A figura do coach ganha muita visibilidade quando estamos falando do treinamento de atletas de ponta. Mas e o praticante comum? Aquele aluno que não tem nenhum grande objetivo competitivo, apenas quer seguir treinando com consistência e ter uma vida saudável. Como motivar esse tipo de aluno?
Acho que o segredo é estimular o aluno comum a alcançar pequenas conquistas a toda hora. Tenho a sensação de que um dos prazeres mais fortes que existem é o da conquista. Conquistas das mais diversas dimensões, isso não importa. Eu ofereço aos alunos comuns a chance de evoluírem em passos curtos, embora muito gratificantes. Seja o aperfeiçoamento da coordenação motora, seja numa melhora de gás, de energia. Seja uma pessoa que começou o treino de mal humor e terminou a aula com um ótimo astral.
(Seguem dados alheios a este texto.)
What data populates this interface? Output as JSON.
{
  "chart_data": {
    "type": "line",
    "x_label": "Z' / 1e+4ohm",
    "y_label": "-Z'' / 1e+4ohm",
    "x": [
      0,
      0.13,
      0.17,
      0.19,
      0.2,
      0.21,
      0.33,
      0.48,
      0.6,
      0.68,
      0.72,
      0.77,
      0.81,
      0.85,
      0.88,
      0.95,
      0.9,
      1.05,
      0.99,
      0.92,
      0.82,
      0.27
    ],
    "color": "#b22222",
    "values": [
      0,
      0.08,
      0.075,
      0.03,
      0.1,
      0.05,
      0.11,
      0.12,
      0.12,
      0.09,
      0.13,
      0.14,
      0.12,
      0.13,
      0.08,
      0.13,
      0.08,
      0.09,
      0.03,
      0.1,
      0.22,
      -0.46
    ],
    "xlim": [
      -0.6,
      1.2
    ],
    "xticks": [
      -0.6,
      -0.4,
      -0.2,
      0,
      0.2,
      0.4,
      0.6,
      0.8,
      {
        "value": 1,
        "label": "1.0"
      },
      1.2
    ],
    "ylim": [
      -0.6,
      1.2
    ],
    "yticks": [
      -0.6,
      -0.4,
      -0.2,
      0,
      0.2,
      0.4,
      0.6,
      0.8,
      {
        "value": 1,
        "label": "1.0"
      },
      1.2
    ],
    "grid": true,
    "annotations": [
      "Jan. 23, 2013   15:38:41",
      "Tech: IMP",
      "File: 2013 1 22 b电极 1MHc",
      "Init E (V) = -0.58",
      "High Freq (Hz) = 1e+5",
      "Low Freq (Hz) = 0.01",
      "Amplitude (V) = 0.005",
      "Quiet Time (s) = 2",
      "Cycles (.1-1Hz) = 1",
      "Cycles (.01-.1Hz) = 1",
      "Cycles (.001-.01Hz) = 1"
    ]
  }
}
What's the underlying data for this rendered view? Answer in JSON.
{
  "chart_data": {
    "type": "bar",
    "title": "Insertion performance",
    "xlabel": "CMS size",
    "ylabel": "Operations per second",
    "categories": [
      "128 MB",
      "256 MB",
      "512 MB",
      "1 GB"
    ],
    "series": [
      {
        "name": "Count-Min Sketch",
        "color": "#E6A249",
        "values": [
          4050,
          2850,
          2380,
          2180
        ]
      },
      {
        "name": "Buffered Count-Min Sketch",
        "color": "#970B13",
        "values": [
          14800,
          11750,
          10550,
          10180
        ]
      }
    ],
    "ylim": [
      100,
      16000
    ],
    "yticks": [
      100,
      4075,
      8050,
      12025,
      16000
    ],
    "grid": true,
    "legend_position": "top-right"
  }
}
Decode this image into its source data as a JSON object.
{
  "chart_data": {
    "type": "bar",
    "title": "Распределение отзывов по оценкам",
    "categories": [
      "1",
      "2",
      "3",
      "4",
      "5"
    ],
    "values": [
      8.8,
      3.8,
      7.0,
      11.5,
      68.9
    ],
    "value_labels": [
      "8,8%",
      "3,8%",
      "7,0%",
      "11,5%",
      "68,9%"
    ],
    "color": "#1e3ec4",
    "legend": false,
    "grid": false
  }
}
O que eu busco como professor é fazer o meu aluno se sentir em constante evolução, se sentir apreciado, se sentir um desbravador, alguém que avança num ritmo mais lento que o grande campeão, mas segue sempre em frente, dispondo-se a enfrentar pequenos desafios constantemente nas minhas aulas. Ele precisa se sentir levemente desafiado. Ele vai usufruir de pequenas conquistas e não vai correr o risco de sofrer uma grande frustração por tentar enfrentar os mesmos desafios que o campeão tem que enfrentar para ser, por exemplo, medalha de ouro no Mundial da IBJJF.
“Amor” é uma palavra muito recorrente no documentário “Construindo Campeões”, disponível no Youtube. Qual é o papel desse sentimento na formação de um campeão de Jiu-Jitsu?
Eu acredito muito no amor. Meus alunos têm que entender o quão importante são os companheiros e companheiras de treino. O quão importante são os rivais. Você simplesmente não pode ser egoísta em relação a isso, o campeão precisa dos outros e precisa respeitar isso. Quanto mais um fortalecer o outro mais vamos enriquecer o todo. Um cuida do outro. Agora, por outro lado, ninguém consegue dar algo que não tem. Eu não consigo dar amor ao próximo se eu não tenho amor próprio. Então eu acredito muito nessa necessidade de exaltar o amor de todas as maneiras, um campeão só vai evoluir ao mais alto nível e se manter por muito tempo ali, no topo, se ele tiver esse tipo de percepção.
Você conta que, em alguns momentos da sua carreira de competidor, você sentiu que “a sua chama estava enfraquecendo”. E então era preciso inflamá-la novamente. Você poderia lembrar um desses momentos, contando a razão do seu “desânimo” momentâneo e o que você fez para superar tal situação?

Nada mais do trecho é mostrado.